3 quotes of the innumerable: P. 177: "Malthus in decline is still most assuredly Malthus."
P. 231: "'Have we beaten Malthus? After two centuries, we still do not really know.' And it is for this reason that Malthus's future is assured. ... The question is more what kind of Malthus we want as we seek to address the problems global society now faces."
P.235: "If we want a "usable" Malthus as we address the Nexus of demographic and environmental change in our own age, perhaps it can be found here in the later Malthus [referring to the subsequent 1803 to 1826 versions of Essay]. Such a Malthus should be read rather than merely caricatured, and he should be read not through a "right-wrong" binary of timeless truth but for his temper of mind." In other words, where Malthus has normally been read in scriptural terms as right or wrong, he is better read as an "organon", a tool by which to reason."
This book, which I picked up expecting a biography of Malthus, is really a history of an idea, or a set of ideas, that Malthus' 1798 Essay spawned. Known in its naive form of geometric-arithmatic progression related imbalance, or its summary disposition that population would outstrip resources only to be checked by catastrophes, there is more to Malthus than one knows. At the end of this book, one appreciates how central he is to our current conversations, and as Prof Mayhew points out, how his ideas have been resurrected and somehow reformulated in the context of the challenges of each age. This, rightly, gives the Essay a canonical status, but a largely unread canon! I was drawn to some other ideas of Malthus outside the central arguments about population and resource - the idea of effective demand that I knew from Marx and Keynes and the idea of legitimate supply, that I did not and yet found it so very relevant - and this is one of the best takeaways from this book for me.

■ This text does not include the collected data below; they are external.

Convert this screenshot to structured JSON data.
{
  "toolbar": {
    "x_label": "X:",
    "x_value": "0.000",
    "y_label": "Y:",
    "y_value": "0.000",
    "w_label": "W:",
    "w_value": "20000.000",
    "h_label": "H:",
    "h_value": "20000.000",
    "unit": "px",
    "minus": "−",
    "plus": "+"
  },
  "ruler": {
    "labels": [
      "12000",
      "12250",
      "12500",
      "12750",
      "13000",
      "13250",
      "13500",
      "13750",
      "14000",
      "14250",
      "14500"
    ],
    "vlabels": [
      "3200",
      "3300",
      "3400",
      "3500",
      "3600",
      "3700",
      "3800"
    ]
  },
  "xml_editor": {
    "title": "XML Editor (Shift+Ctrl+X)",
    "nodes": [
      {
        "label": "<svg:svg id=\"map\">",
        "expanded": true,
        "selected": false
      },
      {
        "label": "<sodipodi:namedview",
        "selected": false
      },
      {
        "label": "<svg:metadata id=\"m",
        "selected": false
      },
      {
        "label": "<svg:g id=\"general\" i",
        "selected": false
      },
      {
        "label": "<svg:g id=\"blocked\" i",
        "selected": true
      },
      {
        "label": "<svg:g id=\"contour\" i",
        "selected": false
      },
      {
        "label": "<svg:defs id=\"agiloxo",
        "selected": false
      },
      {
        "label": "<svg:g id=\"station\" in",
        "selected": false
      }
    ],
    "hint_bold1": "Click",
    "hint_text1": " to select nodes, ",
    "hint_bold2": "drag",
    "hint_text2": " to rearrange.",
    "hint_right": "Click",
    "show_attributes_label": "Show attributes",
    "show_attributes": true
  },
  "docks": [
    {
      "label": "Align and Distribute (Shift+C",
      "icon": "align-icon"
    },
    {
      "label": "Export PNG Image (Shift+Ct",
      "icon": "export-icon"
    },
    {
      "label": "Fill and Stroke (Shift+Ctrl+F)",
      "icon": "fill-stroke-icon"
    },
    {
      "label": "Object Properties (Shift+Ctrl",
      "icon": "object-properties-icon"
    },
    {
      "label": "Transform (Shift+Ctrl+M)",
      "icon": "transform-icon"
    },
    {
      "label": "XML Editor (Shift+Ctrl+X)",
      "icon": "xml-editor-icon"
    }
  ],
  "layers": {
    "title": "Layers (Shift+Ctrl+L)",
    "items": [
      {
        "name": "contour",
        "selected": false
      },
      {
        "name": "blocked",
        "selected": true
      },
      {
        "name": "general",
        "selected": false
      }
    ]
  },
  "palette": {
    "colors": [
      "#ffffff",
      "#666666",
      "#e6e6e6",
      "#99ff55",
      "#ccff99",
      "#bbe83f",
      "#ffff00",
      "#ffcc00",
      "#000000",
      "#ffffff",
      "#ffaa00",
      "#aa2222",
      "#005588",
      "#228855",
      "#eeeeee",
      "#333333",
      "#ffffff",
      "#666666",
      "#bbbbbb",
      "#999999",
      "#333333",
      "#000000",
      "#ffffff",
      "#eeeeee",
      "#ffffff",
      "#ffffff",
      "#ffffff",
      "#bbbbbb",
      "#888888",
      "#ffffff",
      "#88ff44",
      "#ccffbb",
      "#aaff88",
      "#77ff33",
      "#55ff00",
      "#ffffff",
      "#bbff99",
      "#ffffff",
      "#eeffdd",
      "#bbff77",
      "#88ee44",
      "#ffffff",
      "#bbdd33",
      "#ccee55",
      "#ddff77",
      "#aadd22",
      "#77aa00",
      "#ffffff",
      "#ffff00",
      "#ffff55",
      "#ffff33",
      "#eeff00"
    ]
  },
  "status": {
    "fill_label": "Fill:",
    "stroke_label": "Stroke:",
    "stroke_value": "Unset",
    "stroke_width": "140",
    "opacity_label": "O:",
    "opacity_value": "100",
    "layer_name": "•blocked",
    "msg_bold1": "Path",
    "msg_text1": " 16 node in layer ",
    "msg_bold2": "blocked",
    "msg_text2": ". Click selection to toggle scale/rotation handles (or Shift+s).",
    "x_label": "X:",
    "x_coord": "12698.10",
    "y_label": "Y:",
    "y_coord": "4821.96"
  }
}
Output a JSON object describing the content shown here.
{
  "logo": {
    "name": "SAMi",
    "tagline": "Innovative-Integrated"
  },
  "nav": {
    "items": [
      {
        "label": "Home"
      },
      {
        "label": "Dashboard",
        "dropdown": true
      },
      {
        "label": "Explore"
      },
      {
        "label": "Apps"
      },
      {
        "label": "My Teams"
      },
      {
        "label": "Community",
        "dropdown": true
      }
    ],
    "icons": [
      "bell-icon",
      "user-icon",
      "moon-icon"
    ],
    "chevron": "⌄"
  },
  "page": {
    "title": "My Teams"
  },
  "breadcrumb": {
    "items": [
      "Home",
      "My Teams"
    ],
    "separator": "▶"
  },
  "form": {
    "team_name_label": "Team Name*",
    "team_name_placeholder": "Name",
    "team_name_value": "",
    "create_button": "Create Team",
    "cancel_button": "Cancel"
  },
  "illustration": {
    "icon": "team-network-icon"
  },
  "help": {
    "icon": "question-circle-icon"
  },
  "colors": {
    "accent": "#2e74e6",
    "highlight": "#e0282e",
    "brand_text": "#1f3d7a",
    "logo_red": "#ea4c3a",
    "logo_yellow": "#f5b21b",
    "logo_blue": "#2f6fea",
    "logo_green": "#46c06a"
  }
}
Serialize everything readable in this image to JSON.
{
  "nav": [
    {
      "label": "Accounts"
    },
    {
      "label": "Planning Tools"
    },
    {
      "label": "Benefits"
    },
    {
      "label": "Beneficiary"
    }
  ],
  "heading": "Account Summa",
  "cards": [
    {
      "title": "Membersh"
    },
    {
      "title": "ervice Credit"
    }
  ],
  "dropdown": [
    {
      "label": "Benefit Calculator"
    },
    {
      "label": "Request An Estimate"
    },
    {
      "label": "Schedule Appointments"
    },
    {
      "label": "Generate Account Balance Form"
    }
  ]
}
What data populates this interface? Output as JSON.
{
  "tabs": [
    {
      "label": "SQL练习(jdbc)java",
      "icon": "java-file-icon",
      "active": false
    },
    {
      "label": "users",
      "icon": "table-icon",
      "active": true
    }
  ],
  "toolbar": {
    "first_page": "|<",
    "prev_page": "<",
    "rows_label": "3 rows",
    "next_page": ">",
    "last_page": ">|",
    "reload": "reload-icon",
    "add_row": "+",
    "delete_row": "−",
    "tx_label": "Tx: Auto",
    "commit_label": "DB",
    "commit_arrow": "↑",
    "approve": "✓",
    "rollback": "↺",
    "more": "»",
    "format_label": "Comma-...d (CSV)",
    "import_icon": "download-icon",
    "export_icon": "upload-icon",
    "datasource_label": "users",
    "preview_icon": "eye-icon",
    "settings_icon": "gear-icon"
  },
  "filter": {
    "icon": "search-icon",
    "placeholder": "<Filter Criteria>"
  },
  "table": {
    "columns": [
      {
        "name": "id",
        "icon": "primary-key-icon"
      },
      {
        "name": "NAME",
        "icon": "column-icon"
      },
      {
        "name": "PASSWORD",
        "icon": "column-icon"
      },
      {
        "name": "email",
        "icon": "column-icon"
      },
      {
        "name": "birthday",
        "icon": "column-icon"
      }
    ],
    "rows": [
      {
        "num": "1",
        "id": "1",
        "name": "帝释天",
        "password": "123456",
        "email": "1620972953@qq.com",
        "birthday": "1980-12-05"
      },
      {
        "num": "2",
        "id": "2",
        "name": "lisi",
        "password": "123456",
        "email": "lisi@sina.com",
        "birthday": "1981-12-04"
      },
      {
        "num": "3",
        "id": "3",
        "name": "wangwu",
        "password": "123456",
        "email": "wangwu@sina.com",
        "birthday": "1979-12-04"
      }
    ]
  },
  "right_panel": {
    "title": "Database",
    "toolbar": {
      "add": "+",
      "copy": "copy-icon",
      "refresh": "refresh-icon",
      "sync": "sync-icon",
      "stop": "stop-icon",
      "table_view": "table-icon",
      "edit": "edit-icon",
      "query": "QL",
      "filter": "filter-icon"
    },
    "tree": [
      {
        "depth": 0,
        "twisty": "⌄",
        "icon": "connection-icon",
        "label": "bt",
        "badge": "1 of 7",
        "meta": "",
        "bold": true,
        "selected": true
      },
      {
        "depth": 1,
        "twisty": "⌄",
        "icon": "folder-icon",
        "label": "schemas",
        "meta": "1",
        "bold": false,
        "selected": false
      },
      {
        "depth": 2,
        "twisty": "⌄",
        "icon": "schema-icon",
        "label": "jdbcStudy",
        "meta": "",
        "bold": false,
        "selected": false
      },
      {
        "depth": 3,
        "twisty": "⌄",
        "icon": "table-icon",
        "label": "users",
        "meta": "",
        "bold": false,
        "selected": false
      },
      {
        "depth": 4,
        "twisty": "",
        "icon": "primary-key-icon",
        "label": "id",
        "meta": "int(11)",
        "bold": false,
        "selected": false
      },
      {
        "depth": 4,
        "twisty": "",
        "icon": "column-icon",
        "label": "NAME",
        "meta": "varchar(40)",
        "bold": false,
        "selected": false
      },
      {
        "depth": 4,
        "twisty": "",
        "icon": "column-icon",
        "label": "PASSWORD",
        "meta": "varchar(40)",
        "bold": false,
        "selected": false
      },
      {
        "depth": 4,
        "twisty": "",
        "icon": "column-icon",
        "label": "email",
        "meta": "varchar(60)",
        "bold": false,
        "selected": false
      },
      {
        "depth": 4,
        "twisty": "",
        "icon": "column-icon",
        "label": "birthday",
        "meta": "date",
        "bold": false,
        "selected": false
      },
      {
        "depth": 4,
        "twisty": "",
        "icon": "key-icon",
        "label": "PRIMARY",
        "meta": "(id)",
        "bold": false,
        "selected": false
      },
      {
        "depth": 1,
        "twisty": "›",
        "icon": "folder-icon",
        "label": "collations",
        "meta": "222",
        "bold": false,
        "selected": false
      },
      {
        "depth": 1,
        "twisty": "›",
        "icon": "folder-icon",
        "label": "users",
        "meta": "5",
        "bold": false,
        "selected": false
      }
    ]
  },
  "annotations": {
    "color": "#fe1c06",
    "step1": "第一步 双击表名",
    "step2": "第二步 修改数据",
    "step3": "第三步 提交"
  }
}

Why Malthus is relevant (and perhaps should still be read).
If you're tuned into pop culture, you should be keenly aware of Malthus' relevance. Population, food management, global warming, threats of war, ongoing wars. (Think, "The Walking Dead" for instance. The list seems endless.)
Malthus himself failed to recognize the full gamut of human ingenuity, but then the religious right denies it completely.
Mayhew provides an excellent overview on why we should neither dismiss Malthus nor blindly accept his thesis. He does recommend that we actually read him and exam the thread of his concerns as it winds its way through the past two centuries.